Educational Codeforces Round 8 E - Zbazi in Zeydabad

http://codeforces.com/contest/628/problem/E

L[i][j] 表示(i,j)左边连续的‘z’个数

R[i][j] 表示右边

D[i][j] 从左下，向右上 ，连续‘z’的个数

每次求 以 (i,j) 为左上角顶点的 ‘z’的个数：

另 k = min(L[i][j],D[i][j]); 那么 以 (i,j) 为左上角顶点的 ‘z’的个数 最多为k个。
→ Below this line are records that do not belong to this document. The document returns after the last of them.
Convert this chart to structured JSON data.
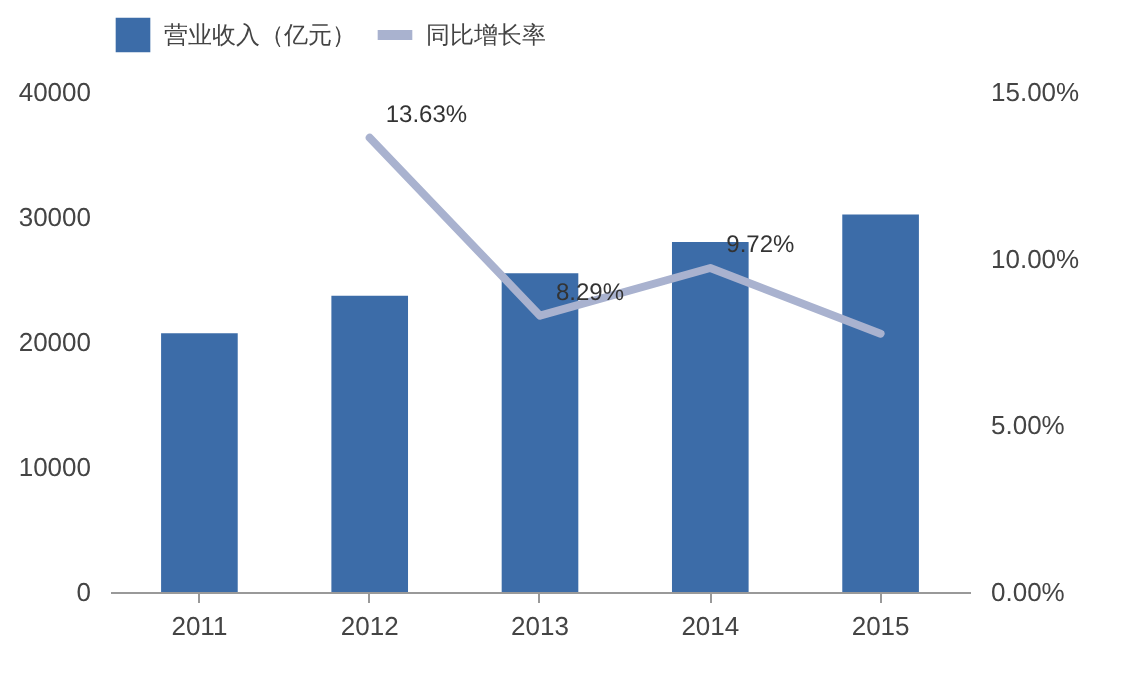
{
  "chart_data": {
    "type": "bar",
    "categories": [
      "2011",
      "2012",
      "2013",
      "2014",
      "2015"
    ],
    "series": [
      {
        "name": "营业收入（亿元）",
        "color": "#3c6ca8",
        "values": [
          20700,
          23700,
          25500,
          28000,
          30200
        ]
      },
      {
        "name": "同比增长率",
        "type": "line",
        "axis": "y2",
        "color": "#a9b2cf",
        "values": [
          null,
          13.63,
          8.29,
          9.72,
          7.75
        ],
        "value_labels": [
          null,
          "13.63%",
          "8.29%",
          "9.72%",
          null
        ]
      }
    ],
    "ylim": [
      0,
      40000
    ],
    "yticks": [
      0,
      10000,
      20000,
      30000,
      40000
    ],
    "y2lim": [
      0,
      15
    ],
    "y2ticks": [
      {
        "value": 0,
        "label": "0.00%"
      },
      {
        "value": 5,
        "label": "5.00%"
      },
      {
        "value": 10,
        "label": "10.00%"
      },
      {
        "value": 15,
        "label": "15.00%"
      }
    ],
    "legend": "top",
    "grid": false
  }
}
具体有几个？ 从(i,j) 向左下角延伸（延伸距离不超过k），得到的每个点(x,y)，如果y+R[x][y] > j 则是一个可行解

用树状数组维护 y+R[x][y] > j 的个数。 由于对角线上的点x+y恒定且唯一，因此以x+y 作为某对角线所对应树状数组的编号

#include<stdio.h>
#include<string.h>
#include<ctype.h>
#include<math.h>
#include<string>
#include<set>
#include<map>
#include<vector>
#include<queue>
#include<algorithm>
#include<ctime>
using namespace std;
void fre(){freopen("t.txt","r",stdin);}
template <class T1, class T2>inline void gmax(T1 &a, T2 b) { if (b>a)a = b; }
template <class T1, class T2>inline void gmin(T1 &a, T2 b) { if (b<a)a = b; }
#define ls o<<1
#define rs o<<1|1
#define MS(x,y) memset(x,y,sizeof(x))
#define debug(x) printf("%d",x);
typedef long long LL;
typedef unsigned long long UL;
typedef unsigned int UI;
const int INF = 1<<30;
const int MAXN = 105;
const double eps = 1e-8;
const double pi = acos(-1.0);
const LL M = 1e9+7;

int n,m,L[3005][3005],R[3005][3005],D[3005][3005],a[6006][3005];
char mp[3005][3005];
LL ans;
void add(int y,int x)
{
while(x <= 3000)
{
a[y][x]+=1;
x+= x&(-x);
}
}
int query(int y,int x)
{
int ret = 0;
while(x > 0)
{
ret+= a[y][x];
x-=x&(-x);
}
return ret;
}
void init()
{
int i,j;
for(i = 1; i <= n; ++i)
for(j = 1; j <= m; ++j)
if(mp[i][j] == 'z') L[i][j] = L[i][j-1]+1;
else L[i][j] = 0;

for(i = 1; i <= n; ++i)
for(j = m; j > 0; --j)
if(mp[i][j] == 'z') R[i][j] = R[i][j+1]+1;
else R[i][j] = 0;

for(i = n; i > 0; --i)
for(j = 1; j <= m; ++j)
if(mp[i][j] == 'z') D[i][j] = D[i+1][j-1]+1;
else D[i][j] = 0;
}
void solve()
{
int i,j,k,x,y;
for(j = m; j > 0; --j)
{
for(i = 1; i <= n; ++i)//维护树状数组
{
if(L[i][j+1] || mp[i][j] != 'z') continue;
for(y = j; y >= j-L[i][j]+1; --y) add(i+y,y);
}
for(i = 1; i <= n; ++i)//查询
{
if(mp[i][j] != 'z') continue;
k = min(L[i][j],D[i][j]);
ans+=query(i+j,j) - query(i+j,j-k);
}
}
}
int main()
{
//fre();
ans = 0;
scanf("%d%d",&n,&m);
for(int i = 1; i <= n; ++i)
scanf("%s",mp[i]+1);
init();
solve();
printf("%I64d\n",ans);
}